Discontinuation of Hormone Replacement Therapy before Clinical Investigation

There is no convincing reason to discontinue HRT before clinical investigation. If the primary physician is able to complete the required investigative steps, this issue is moot. However, if the physician will be referring the patient for clinical assessment by a gynecologist, there may be a time period between the referral and the actual consultation appointment. In such instances, women may continue their regimen (Class 7).

Recurrent Spontaneous or Breakthrough Bleeding

Spontaneous or HRT-related, recurrent postmenopausal bleeding can occur. In a prospective study of women with postmenopausal bleeding who were not receiving HRT and whose EEC measured 4 mm or less, the incidence of recurrent bleeding was 10% at a mean of 49 weeks following the original TVUS104 (Class 5). Of these 25 patients, 8% (n = 2) had endometrial carcinoma and 4% (n = 1) had a malignant melanoma. In another retrospective study of 1536 women with postmenopausal bleeding evaluated over a period of almost 5 years with both TVUS and endometrial biopsy, the prevalence of endometrial cancer was 3% with primary assessment.105 On the other hand, the prevalence was 4% in the 126 patients with normal results of the initial evaluation who presented with persistent postmenopausal bleeding105 (Class 5).

There is no current evidence supporting any specific recommendations for reinvestigation in the face of a normal TVUS or satisfactory and normal endometrial biopsy specimen. However, considering the false-negative rates associated with either approach, the indications for reassessment should be rather liberal considering one or a combination of repeat TVUS, repeat endometrial biopsy, and contrast sonography or hysteroscopy64,106 (Class 5),49 (Class 6),107 (Class 7). Determination of the specific order and combinations of these investigations will depend on the clinical judgment of, and resources available to, the clinician.

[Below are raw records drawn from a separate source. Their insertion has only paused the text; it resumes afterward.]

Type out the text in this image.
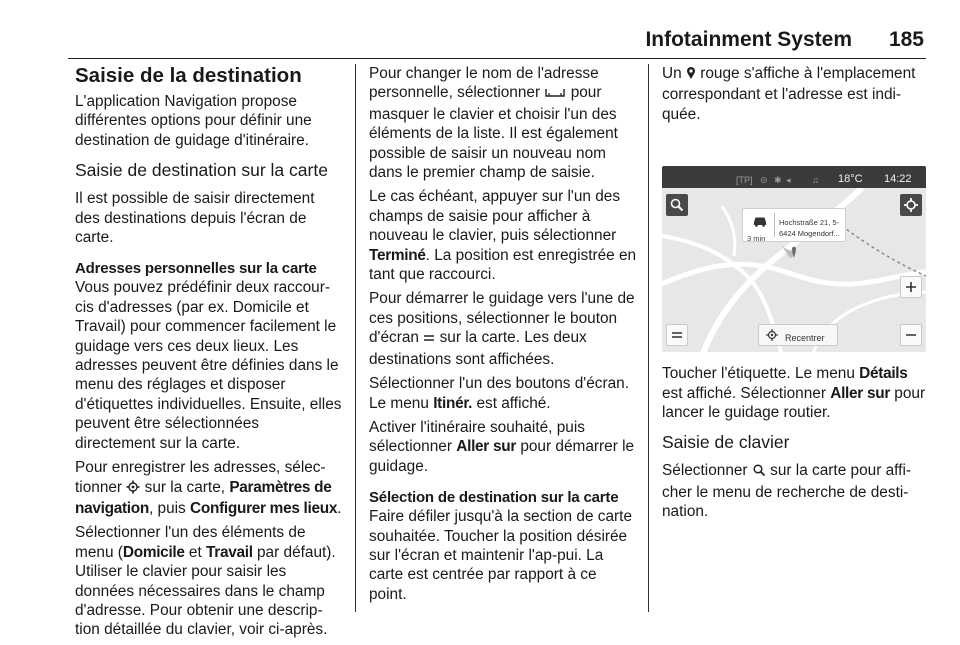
Infotainment System 185
Saisie de la destination

L'application Navigation propose différentes options pour définir une destination de guidage d'itinéraire.

Saisie de destination sur la carte

Il est possible de saisir directement des destinations depuis l'écran de carte.

Adresses personnelles sur la carte

Vous pouvez prédéfinir deux raccour-cis d'adresses (par ex. Domicile et Travail) pour commencer facilement le guidage vers ces deux lieux. Les adresses peuvent être définies dans le menu des réglages et disposer d'étiquettes individuelles. Ensuite, elles peuvent être sélectionnées directement sur la carte.

Pour enregistrer les adresses, sélec-tionner sur la carte, Paramètres de navigation, puis Configurer mes lieux.

Sélectionner l'un des éléments de menu (Domicile et Travail par défaut). Utiliser le clavier pour saisir les données nécessaires dans le champ d'adresse. Pour obtenir une descrip-tion détaillée du clavier, voir ci-après.

Pour changer le nom de l'adresse personnelle, sélectionner pour masquer le clavier et choisir l'un des éléments de la liste. Il est également possible de saisir un nouveau nom dans le premier champ de saisie.

Le cas échéant, appuyer sur l'un des champs de saisie pour afficher à nouveau le clavier, puis sélectionner Terminé. La position est enregistrée en tant que raccourci.

Pour démarrer le guidage vers l'une de ces positions, sélectionner le bouton d'écran sur la carte. Les deux destinations sont affichées.

Sélectionner l'un des boutons d'écran. Le menu Itinér. est affiché.

Activer l'itinéraire souhaité, puis sélectionner Aller sur pour démarrer le guidage.

Sélection de destination sur la carte

Faire défiler jusqu'à la section de carte souhaitée. Toucher la position désirée sur l'écran et maintenir l'ap-pui. La carte est centrée par rapport à ce point.

Un rouge s'affiche à l'emplacement correspondant et l'adresse est indi-quée.

[TP] ⊝ ✱ ◂ ♫ 18°C 14:22
3 min
Hochstraße 21, 5-
6424 Mogendorf...
Recentrer

Toucher l'étiquette. Le menu Détails est affiché. Sélectionner Aller sur pour lancer le guidage routier.

Saisie de clavier

Sélectionner sur la carte pour affi-cher le menu de recherche de desti-nation.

Tamoxifen-Related Bleeding

As previously described, patients receiving tamoxifen who are postmenopausal experience an increased risk of endometrial neoplasia that is greatest after four years of exposure. Whereas there is no evidence to support the use of routine biopsy of such patients, any who present with bleeding while receiving tamoxifen should undergo office-based endometrial sampling if possible (Figure 7). If not feasible, such patients should undergo hysteroscopy and curettage.

The tamoxifen-induced impact on the endometrium frequently, if not usually, creates a thickened EEC, often with diffuse subendometrial cystic change that is in no way indicative of endometrial hyperplasia or malignancy108-113 (Classes 2-4). As a result, TVUS for evaluation of EEC thickness is not useful in the evaluation of tamoxifen-related postmenopausal bleeding.

Many patients with tamoxifen-related bleeding have endometrial polyps114,115 (Class 1b). Consequently, if bleeding persists, evaluation of the endometrial cavity is indicated, generally with hysteroscopy, with hysteroscopically guided excision of any identified polyps and curettage for reassessment of the endometrium. Contrast sonography may also be useful in this regard; however, there is evidence that saline infusion sonography is inferior to hysteroscopy in detecting focal lesions in these patients116 (Class 3).

For patients who are receiving tamoxifen, who have persistent episodes of postmenopausal bleeding, who have no evidence of focal lesions, and for whom both the cervical canal and endometrial cavity have been adequately evaluated with imaging and adequate endometrial sampling showing benign tissue, annual repeated sampling is indicated (Class 7).


a  The group also developed guidelines that apply to women with both acute and chronic abnormal uterine bleeding in the reproductive years.

b  Adapted from the Scottish Intercollegiate Guidelines Network73

Disclosure Statement

The author(s) have no conflicts of interest to disclose.


Kathleen Louden, ELS, of Louden Health Communications provided editorial assistance.